To these motives of the stay, perhaps too protracted, which Napoleon made at Wilna, those who were nearest to his person have added another. They remarked to each other, "that a genius so vast as his, and always increasing in activity and audacity, was not now seconded as it had been formerly by a vigorous constitution. They were alarmed at finding their chief no longer insensible to the heat of a burning atmosphere; and they remarked to each other with melancholy forebodings, the tendency to corpulence by which his frame was now distinguished; the sure sign of a premature debility of system."

Some of them attributed this to his frequent use of the bath. They were ignorant, that, far from being a habit of luxury, this had become to him an indispensable relief from a bodily ailment of a serious and alarming character[17], which his policy carefully concealed, in order not to excite cruel expectations in his adversaries.

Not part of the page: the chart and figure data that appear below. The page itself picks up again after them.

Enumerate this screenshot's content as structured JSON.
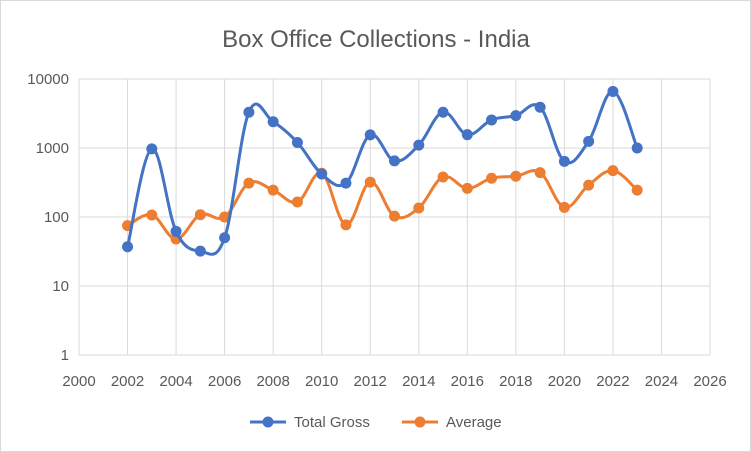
{
  "chart_data": {
    "type": "scatter",
    "title": "Box Office Collections - India",
    "xlabel": "",
    "ylabel": "",
    "xlim": [
      2000,
      2026
    ],
    "x_ticks": [
      2000,
      2002,
      2004,
      2006,
      2008,
      2010,
      2012,
      2014,
      2016,
      2018,
      2020,
      2022,
      2024,
      2026
    ],
    "y_scale": "log",
    "ylim": [
      1,
      10000
    ],
    "y_ticks": [
      1,
      10,
      100,
      1000,
      10000
    ],
    "grid": true,
    "legend_position": "bottom",
    "series": [
      {
        "name": "Total Gross",
        "color": "#4472c4",
        "x": [
          2002,
          2003,
          2004,
          2005,
          2006,
          2007,
          2008,
          2009,
          2010,
          2011,
          2012,
          2013,
          2014,
          2015,
          2016,
          2017,
          2018,
          2019,
          2020,
          2021,
          2022,
          2023
        ],
        "y": [
          37,
          970,
          62,
          32,
          50,
          3300,
          2400,
          1200,
          420,
          310,
          1550,
          650,
          1100,
          3300,
          1560,
          2550,
          2950,
          3900,
          640,
          1250,
          6600,
          1000
        ]
      },
      {
        "name": "Average",
        "color": "#ed7d31",
        "x": [
          2002,
          2003,
          2004,
          2005,
          2006,
          2007,
          2008,
          2009,
          2010,
          2011,
          2012,
          2013,
          2014,
          2015,
          2016,
          2017,
          2018,
          2019,
          2020,
          2021,
          2022,
          2023
        ],
        "y": [
          75,
          107,
          48,
          108,
          100,
          310,
          245,
          165,
          430,
          77,
          320,
          103,
          135,
          380,
          260,
          365,
          390,
          440,
          138,
          290,
          470,
          245
        ]
      }
    ]
  }
}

[17] The dysuria, or retention of urine.

Such is the inevitable and unhappy influence of the most trivial causes over the destiny of nations. It will be shortly seen, when the profoundest combinations, which ought to have secured the success of the boldest, and perhaps the most useful enterprise in a European point of view, come to be developed;—how, at the decisive moment, on the plains of the Moskwa, nature paralysed the genius, and the man was wanting to the hero. The numerous battalions of Russia could not have defended her; a stormy day, a sudden attack of fever, were her salvation.

It will be only just and proper to revert to this observation, when, in examining the picture which I shall be forced to trace of the battle of the Moskwa, I shall be found repeating all the complaints, and even the reproaches, which an unusual inactivity and languor extorted from the most devoted friends and constant admirers of this great man. Most of them, as well as those who have subsequently given an account of the battle, were unaware of the bodily sufferings of a chief, who, in the midst of his depression, exerted himself to conceal their cause. That which was eminently a misfortune, these narrators have designated as a fault.

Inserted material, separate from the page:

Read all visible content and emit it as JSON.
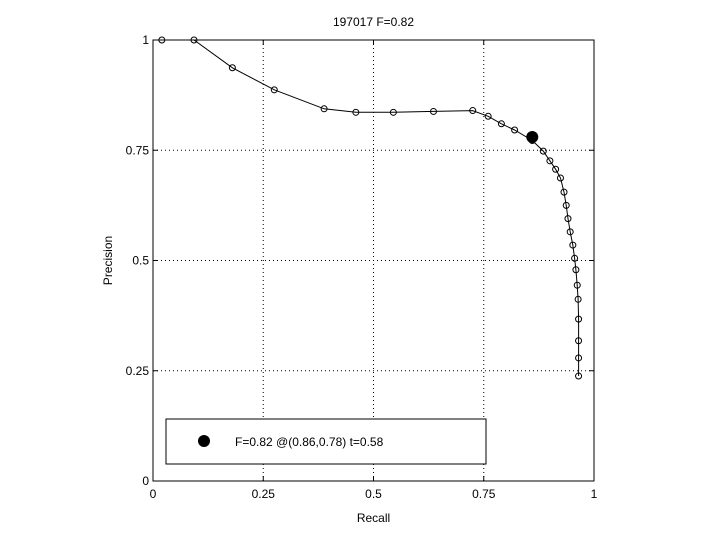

Besides, at 800 leagues' distance from one's home, after so many fatigues and sacrifices, at the instant when they saw the victory escape from their grasp, and a frightful prospect revealed itself, it was natural for them to be severe; and they had suffered too much, to be quite impartial.

As for myself, I shall not conceal what I witnessed, in the persuasion that truth is of all tributes that which is alone worthy of a great man; of that illustrious captain, who had so often contrived to extract prodigious advantages from every occurrence, not excepting his reverses; of that man who raised himself to so great an eminence, that posterity will scarcely be enabled to distinguish the clouds scattered over a glory so brilliant.